Databricks Assistant ondersteunt twee typen instructies: gebruikersinstructies en werkruimte-instructies. Tenzij anders wordt aangegeven, geeft de assistent over het algemeen prioriteit aan werkruimte-instructies boven gebruikersinstructies.

Gebruikersinstructies toevoegen

Met gebruikersinstructies kunt u instructies op systeemniveau aan de Assistent geven. Ze zijn een permanente manier om context, voorkeuren of voorkeurscreatiemethoden te delen. Deze instructies zijn specifiek voor u en worden alleen toegepast op uw interacties met de Assistent.

Gebruikersinstructies toevoegen:

  1. Open het deelvenster Assistent door op het sparkle-pictogram te klikken.
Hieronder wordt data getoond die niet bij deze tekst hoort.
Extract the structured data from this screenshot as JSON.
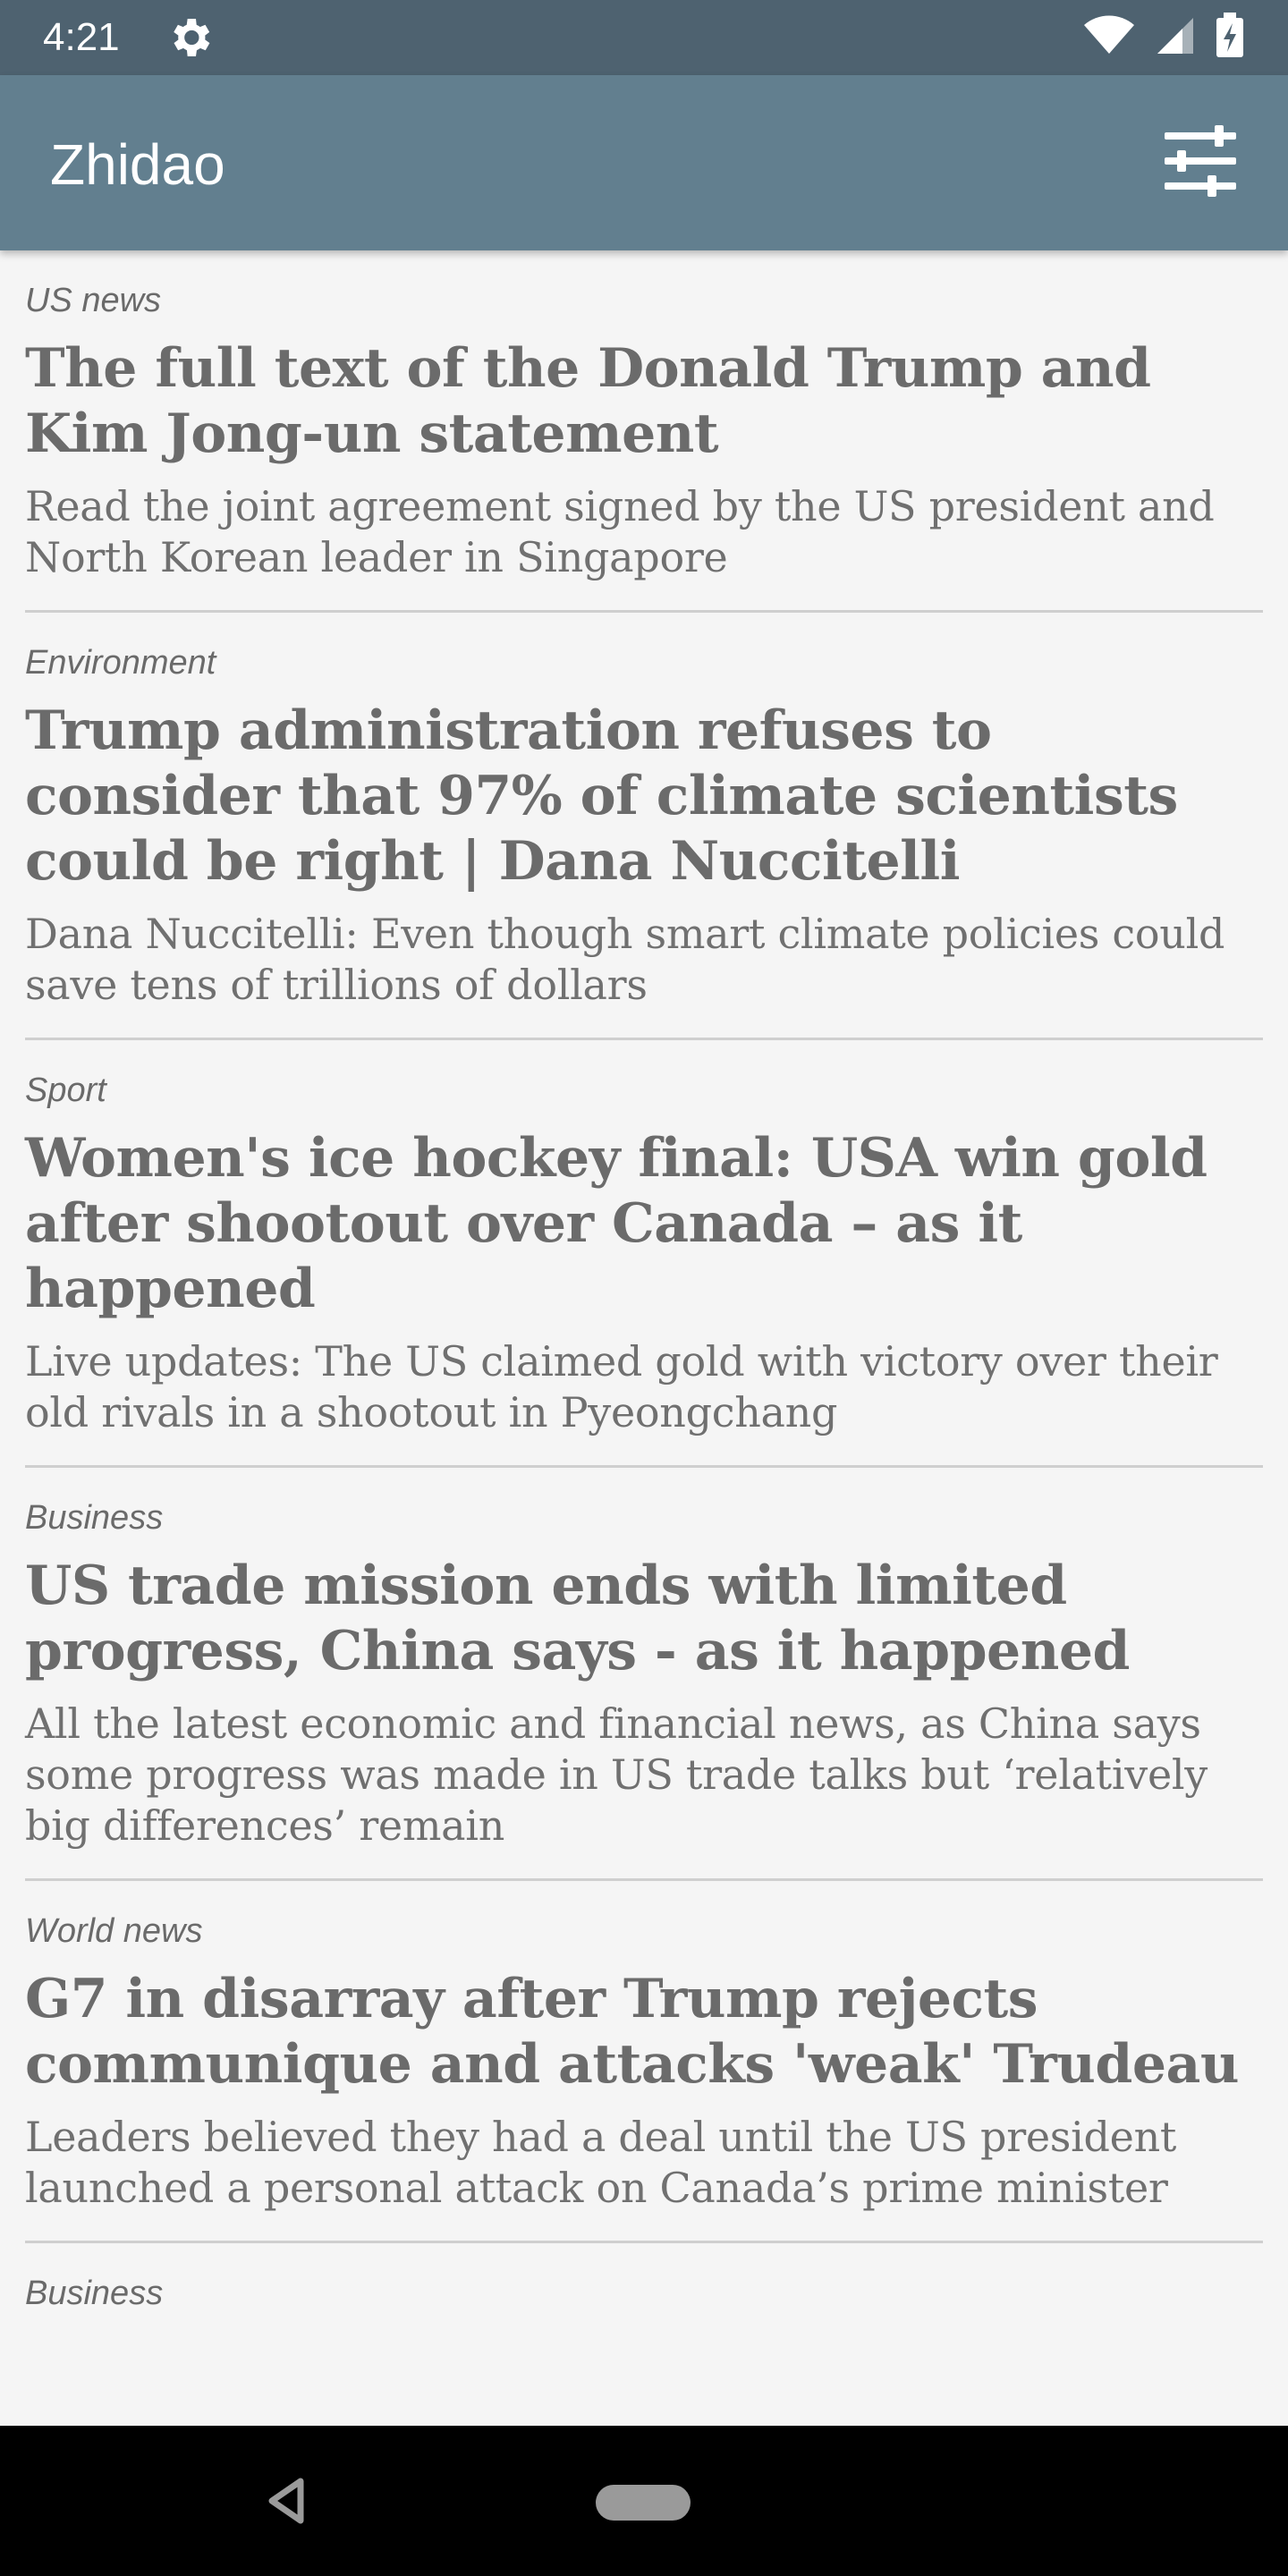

Klik in de rechterbovenhoek van uw werkruimte.

  2. Klik in het deelvenster Assistent op tandwielpictogram. U opent de instellingen van de assistent.

    Instructies voor assistent toevoegen.
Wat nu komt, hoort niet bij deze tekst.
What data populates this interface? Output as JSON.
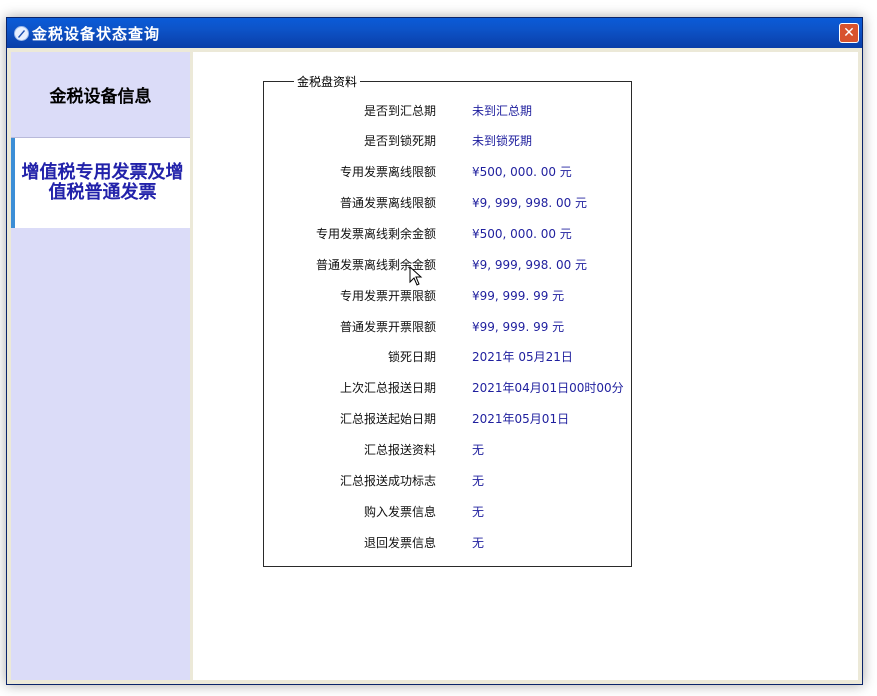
{
  "window": {
    "title": "金税设备状态查询",
    "close_label": "✕"
  },
  "sidebar": {
    "items": [
      {
        "label": "金税设备信息"
      },
      {
        "label": "增值税专用发票及增值税普通发票"
      }
    ]
  },
  "panel": {
    "group_title": "金税盘资料",
    "rows": [
      {
        "label": "是否到汇总期",
        "value": "未到汇总期"
      },
      {
        "label": "是否到锁死期",
        "value": "未到锁死期"
      },
      {
        "label": "专用发票离线限额",
        "value": "¥500, 000. 00 元"
      },
      {
        "label": "普通发票离线限额",
        "value": "¥9, 999, 998. 00 元"
      },
      {
        "label": "专用发票离线剩余金额",
        "value": "¥500, 000. 00 元"
      },
      {
        "label": "普通发票离线剩余金额",
        "value": "¥9, 999, 998. 00 元"
      },
      {
        "label": "专用发票开票限额",
        "value": "¥99, 999. 99 元"
      },
      {
        "label": "普通发票开票限额",
        "value": "¥99, 999. 99 元"
      },
      {
        "label": "锁死日期",
        "value": "2021年 05月21日"
      },
      {
        "label": "上次汇总报送日期",
        "value": "2021年04月01日00时00分"
      },
      {
        "label": "汇总报送起始日期",
        "value": "2021年05月01日"
      },
      {
        "label": "汇总报送资料",
        "value": "无"
      },
      {
        "label": "汇总报送成功标志",
        "value": "无"
      },
      {
        "label": "购入发票信息",
        "value": "无"
      },
      {
        "label": "退回发票信息",
        "value": "无"
      }
    ]
  },
  "icons": {
    "title_icon": "app-icon",
    "close_icon": "close-icon",
    "cursor": "mouse-pointer-icon"
  }
}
  3. Klik onder Gebruikersinstructies op Het bestand Instructies toevoegen. Hiermee maakt u een .assistant_instructions.md bestand in de standaardmap van de gebruikerswerkruimte (/Gebruikers/<uw-gebruikersnaam-of-e-mailadres>) en wordt het geopend op een nieuw tabblad bestand.

    Als u al een instructiesbestand hebt gemaakt, klikt u op Het bestand Met instructies openen om het bestand te openen.

  4. Bewerk het .assistant_instructions.md bestand om uw aangepaste instructies toe te voegen. Databricks raadt u aan uw instructies toe te voegen in tekst zonder opmaak, waarbij elke instructie wordt gescheiden als een nieuw opsommingsteken of nieuwe alinea. Zie aanbevolen procedures voor instructies voor assistenten.

De assistent haalt automatisch de instructies op wanneer u de volgende keer met de assistent werkt.

U kunt de Assistent ook gebruiken om instructies voor u toe te voegen. Gebruik /addInstructions de opdracht in het deelvenster Assistent of een invoervak voor inlineassistent.

Voeg een instructie toe met Assistent.

Werkruimte-instructies toevoegen en weergeven

Opmerking

Alleen werkruimtebeheerders kunnen werkruimte-instructies toevoegen of bewerken.

Werkruimte-instructies worden geconfigureerd door uw werkruimtebeheerder en bieden meer context aan de Assistent om deze te helpen richtlijnen te volgen en efficiƫnter te werken in uw werkruimte.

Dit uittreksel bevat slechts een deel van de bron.